The main diagnostic features of Bronze Bream are its deep and narrow shape, a very long anal fin, and a dusky pink tinge to the pectoral and pelvic fins.
In the breeding season, the male, in common with other cyprinids, develops rough tubercles on the head.
The common bream's home range is Europe north of the Alps and Pyrenees, as well as the Balkans. It is found as far east as the Caspian Sea, the Black Sea, and the Aral Sea.
The bream is usually 30 to 55 centimetres (12 to 22 in) long, though some specimens of 75 centimetres (30 in) have been recorded; it usually weighs 2 to 4 kilograms (4.4 to 8.8 lb).
It has a laterally flattened and high-backed body and a slightly undershot mouth. It is a silvery grey colour, though older fish can be bronze-coloured especially in clear waters. The fins are greyish to black, but never reddish.
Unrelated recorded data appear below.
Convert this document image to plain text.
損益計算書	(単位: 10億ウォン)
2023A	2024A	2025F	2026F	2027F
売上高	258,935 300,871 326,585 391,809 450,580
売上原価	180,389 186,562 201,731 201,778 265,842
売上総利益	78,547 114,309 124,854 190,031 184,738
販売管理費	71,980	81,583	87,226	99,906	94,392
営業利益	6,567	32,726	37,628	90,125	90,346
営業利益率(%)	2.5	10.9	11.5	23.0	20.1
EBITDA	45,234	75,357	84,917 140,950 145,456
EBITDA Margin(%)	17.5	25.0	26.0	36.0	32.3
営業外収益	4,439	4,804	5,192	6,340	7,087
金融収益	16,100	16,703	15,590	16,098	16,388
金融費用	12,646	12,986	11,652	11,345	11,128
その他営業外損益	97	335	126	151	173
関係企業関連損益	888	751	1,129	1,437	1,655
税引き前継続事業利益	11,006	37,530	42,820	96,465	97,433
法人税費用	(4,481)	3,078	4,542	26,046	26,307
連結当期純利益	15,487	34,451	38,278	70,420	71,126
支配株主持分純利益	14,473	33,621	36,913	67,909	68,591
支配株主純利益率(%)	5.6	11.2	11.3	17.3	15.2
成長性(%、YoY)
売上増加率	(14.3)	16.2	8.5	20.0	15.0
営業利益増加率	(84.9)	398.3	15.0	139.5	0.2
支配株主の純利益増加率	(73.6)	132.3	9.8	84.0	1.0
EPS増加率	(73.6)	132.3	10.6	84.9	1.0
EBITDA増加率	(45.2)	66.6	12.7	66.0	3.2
The common bream can easily be confused with the silver or white bream (Blicca bjoerkna), in particular at the younger stages (see picture). The most reliable method of distinguishing these species is by counting the scales in a straight line downwards from the first ray of the dorsal fin to the lateral line. Silver bream has fewer than ten rows of scales, common bream has eleven or more. At the adult stage the reddish tint of the pectoral fin of the silver bream is diagnostic. Like other Cyprinidae, common bream can easily hybridise with other species, and hybrids with Roach (Rutilus rutilus) can be very difficult to distinguish from pure-bred bream.
The Bronze Bream generally lives in rivers (especially in the lower reaches) and in nutrient-rich lakes and ponds with muddy bottoms and plenty of algae. It can also be found in brackish sea waters.
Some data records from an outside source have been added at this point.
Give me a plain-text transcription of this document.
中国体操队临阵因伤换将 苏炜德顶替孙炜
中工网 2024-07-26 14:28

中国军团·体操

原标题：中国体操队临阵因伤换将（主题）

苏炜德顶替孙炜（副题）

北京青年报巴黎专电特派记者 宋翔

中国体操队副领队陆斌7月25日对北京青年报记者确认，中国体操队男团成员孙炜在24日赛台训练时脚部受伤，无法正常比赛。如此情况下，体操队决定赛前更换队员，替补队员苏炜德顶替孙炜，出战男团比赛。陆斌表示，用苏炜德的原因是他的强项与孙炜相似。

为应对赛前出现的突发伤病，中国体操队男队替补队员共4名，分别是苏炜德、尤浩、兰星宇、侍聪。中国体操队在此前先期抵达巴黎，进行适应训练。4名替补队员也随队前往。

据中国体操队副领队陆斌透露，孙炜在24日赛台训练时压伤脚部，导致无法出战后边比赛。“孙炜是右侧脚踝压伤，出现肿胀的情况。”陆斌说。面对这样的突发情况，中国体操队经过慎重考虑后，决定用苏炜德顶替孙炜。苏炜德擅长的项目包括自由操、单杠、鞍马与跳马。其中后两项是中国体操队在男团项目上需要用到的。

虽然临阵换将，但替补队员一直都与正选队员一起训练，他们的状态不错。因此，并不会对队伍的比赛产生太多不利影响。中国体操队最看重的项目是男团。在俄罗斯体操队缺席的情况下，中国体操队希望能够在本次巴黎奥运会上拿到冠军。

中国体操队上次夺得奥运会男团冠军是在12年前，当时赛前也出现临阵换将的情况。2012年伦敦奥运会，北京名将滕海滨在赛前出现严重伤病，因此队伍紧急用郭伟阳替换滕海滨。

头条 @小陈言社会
The common bream lives in schools near the bottom. At night common bream can feed close to the shore and in clear waters with sandy bottoms feeding pits can be seen during daytime. The fish's protractile mouth helps it dig for chironomid larvae, Tubifex worms, bivalves, and gastropods. The bream eats water plants and plankton as well.
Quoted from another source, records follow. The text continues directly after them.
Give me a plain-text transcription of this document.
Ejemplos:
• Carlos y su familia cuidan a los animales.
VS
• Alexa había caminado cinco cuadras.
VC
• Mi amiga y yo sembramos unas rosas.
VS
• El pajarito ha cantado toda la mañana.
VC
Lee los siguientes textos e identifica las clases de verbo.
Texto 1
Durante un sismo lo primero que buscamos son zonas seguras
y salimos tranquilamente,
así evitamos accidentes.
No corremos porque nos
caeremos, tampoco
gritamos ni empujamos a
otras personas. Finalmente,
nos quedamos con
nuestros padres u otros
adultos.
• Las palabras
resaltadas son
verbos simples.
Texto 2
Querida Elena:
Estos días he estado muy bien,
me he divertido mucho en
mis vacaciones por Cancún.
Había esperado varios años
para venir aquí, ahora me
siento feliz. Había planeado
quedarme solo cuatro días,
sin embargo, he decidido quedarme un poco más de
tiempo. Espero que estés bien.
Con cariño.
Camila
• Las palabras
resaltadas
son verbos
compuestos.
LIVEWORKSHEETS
In very turbid waters common bream can occur in large numbers, which may result in a shortage of bottom-living prey such as chironomids. The bream is then forced to live by filter feeding with its gill rakers, Daphnia water fleas being the main prey. As the fish grows, the gill rakers become too far apart to catch small prey and the bream will not then grow bigger than 40 centimetres (16 in). If a common bream is malnourished it can develop a so-called knife back: a sharp edge along its back.
The common bream spawns from April to June, when water temperatures are around 17 °C (63 °F). At this time the males form territories within which the females lay 100,000 to 300,000 eggs on water plants.The fry hatch after three to twelve days and attach themselves to water plants with special adhesive glands, until their yolk is used up.
Because of their slender shape the young fish are often not recognised as bream, but they can be identified by their flat bodies and silvery colour. At this stage the fish are still pelagic, but after a few months they acquire their typical body shape and become bottom-dwellers. By three to four years old the fish are sexually mature.